Tuesday, March 22, 2011

4.

Well I didn’t, well maybe. Jonesy sayin the look on my face. Mouth all hangin open. That ole puddin eatin mouth. I didn’t see nothin. Heard a ratchet of the leg, like thump thump thump like momma yon comin down the stairs and that ole train just a bellowin coal and bellowin. Sonny! Sonny! Come get you some. Somethin tossin me off and a light bouncin off the windows or the chug chug chug hoot hoot, ratchetin like crankin, crankin yon cross that ole hard floor. Sonny! Sonny! Where you at? I was thinkin of that leg chug chug and Jonesy sayin real loud back there sayin crunch crunch crunch like ice they given us chillins play with Easter bellowin, Lordy! Crunchin chewin.

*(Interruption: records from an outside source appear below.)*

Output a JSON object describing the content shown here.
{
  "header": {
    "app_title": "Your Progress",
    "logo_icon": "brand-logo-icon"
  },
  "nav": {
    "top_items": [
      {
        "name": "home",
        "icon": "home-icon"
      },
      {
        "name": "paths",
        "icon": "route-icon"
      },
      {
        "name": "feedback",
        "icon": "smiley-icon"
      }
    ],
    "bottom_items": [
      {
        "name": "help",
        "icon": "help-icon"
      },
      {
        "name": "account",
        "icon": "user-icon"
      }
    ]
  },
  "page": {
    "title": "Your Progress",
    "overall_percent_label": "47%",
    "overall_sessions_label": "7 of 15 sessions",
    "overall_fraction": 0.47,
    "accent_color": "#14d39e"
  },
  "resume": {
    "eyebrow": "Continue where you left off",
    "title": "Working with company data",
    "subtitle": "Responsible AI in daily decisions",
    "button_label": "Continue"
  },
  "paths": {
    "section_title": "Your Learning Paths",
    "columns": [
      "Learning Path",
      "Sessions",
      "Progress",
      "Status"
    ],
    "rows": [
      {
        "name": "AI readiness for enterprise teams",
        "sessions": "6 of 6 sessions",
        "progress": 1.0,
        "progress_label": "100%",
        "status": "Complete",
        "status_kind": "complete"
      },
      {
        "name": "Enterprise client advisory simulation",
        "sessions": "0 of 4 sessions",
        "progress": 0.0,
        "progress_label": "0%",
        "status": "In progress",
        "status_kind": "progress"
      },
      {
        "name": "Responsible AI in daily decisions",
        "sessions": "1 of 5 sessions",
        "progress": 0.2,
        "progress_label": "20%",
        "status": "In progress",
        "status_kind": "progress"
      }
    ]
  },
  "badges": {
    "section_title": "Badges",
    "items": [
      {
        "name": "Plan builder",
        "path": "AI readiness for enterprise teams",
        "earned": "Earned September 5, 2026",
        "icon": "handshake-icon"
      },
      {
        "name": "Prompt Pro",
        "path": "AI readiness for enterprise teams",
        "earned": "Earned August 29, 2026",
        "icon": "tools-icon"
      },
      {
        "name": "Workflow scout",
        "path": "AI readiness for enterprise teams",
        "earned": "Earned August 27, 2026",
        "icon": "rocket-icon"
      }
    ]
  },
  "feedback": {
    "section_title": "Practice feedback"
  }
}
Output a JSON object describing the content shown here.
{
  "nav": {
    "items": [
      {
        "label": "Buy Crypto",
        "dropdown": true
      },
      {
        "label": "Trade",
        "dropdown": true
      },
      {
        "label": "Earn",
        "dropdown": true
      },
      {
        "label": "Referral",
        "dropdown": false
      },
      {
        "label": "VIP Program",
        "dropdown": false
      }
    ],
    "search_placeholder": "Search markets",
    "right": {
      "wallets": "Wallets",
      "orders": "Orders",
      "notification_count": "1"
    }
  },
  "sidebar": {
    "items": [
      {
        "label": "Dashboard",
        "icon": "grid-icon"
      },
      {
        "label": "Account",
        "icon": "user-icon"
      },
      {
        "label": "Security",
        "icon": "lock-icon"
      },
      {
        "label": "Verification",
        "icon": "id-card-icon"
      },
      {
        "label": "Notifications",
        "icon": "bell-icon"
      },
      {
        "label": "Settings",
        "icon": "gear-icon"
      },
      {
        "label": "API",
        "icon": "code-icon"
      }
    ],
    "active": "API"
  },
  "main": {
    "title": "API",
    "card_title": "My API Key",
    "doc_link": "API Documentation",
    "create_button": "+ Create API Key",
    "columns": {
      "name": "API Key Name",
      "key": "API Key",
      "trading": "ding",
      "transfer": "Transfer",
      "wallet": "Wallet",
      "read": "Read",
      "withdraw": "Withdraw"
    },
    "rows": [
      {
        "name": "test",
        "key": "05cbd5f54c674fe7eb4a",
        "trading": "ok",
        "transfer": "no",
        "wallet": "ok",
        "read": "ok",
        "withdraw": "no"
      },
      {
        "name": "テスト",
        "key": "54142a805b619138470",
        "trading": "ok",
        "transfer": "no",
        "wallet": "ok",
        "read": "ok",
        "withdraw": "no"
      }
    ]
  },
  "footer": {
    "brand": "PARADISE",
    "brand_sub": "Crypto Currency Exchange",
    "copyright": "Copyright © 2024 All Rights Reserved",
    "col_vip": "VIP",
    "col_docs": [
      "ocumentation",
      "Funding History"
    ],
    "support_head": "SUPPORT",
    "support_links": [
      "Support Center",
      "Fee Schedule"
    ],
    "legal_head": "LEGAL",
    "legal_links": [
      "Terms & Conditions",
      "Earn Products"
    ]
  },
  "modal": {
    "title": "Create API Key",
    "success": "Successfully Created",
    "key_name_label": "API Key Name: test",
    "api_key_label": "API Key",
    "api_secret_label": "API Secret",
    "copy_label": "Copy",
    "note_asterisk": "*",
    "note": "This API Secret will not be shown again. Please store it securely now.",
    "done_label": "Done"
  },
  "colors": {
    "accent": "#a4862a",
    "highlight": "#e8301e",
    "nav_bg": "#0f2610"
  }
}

It was maybe three o’clock and that ole sunlight just ate up all the windows, ate up them folks sittin in the cars, just crunch crunch chug chug. Just lookin at the glass and them shadows ole three o’ clock cast.

Yeah, I saw that pretty little white woman chugga chugga bump. This wind blowin in her hair. East wind carryin off the smoke from the chugga chugga crunchin ice and Easter. Windows and blue east wind. Church bells ringin in her ears and the last hymn them white folks yon singin far off, yonder hill where the East move in the trees and whistle and crunch and bump the bright, Lordy! Leaves. Hot bright cool breeze hard hard hard.

She was holdin down her dress all full up on East and smoke and burn and burn and my eyes was lookin at her all full up on smoke like lookin in on the sun in the windows and them folks sittin in the cars till bunch bunch bunch of people start up hollerin in the wind in the East and the trees asp asp and Jonesy throwin his hat on the ground and it just sittin there all crumpled up and quiet like grass on the hill when the crunch crunch crunch hush hush yon bellowed off the tracks and everybody runnin like them chickens in the yard, ole chillins runnin to catch them. String their necks out, goose them good old Jimmy said me goose them strong now or they wake up fightin. All that white girl in the windows, she was gone. All I saw the bump and bump and grind and hush. The wind out rumblin through the station, and the train stop. Dead train on the tracks. Just hush hush and push and crunch.

First I thought she fallen but them ole white girls ain’t fallin lessin someone comin pick them up at the waist. Jonesy sayin she was goin to walk on the water like all them bugs at the branch just floatin on rumble rumble on downstream till the train push her on into the rocks. She wasn’t even there. I was studyin my hands on the ground howlin howlin nothin but them moony nights in the branch, on the hill after we stop drowin us. Jonesy run up and look in sayin ain’t but the stringy grindy grindy pieces that old white girl white red dress.

Up the hill that old East just blowin gurglin gushin gushin till all them chicken necks all rung out all hollowblurriedeyed deadlike faces pushin on the bright hot windows and the bells singin what all the white folks yawnin debt debt.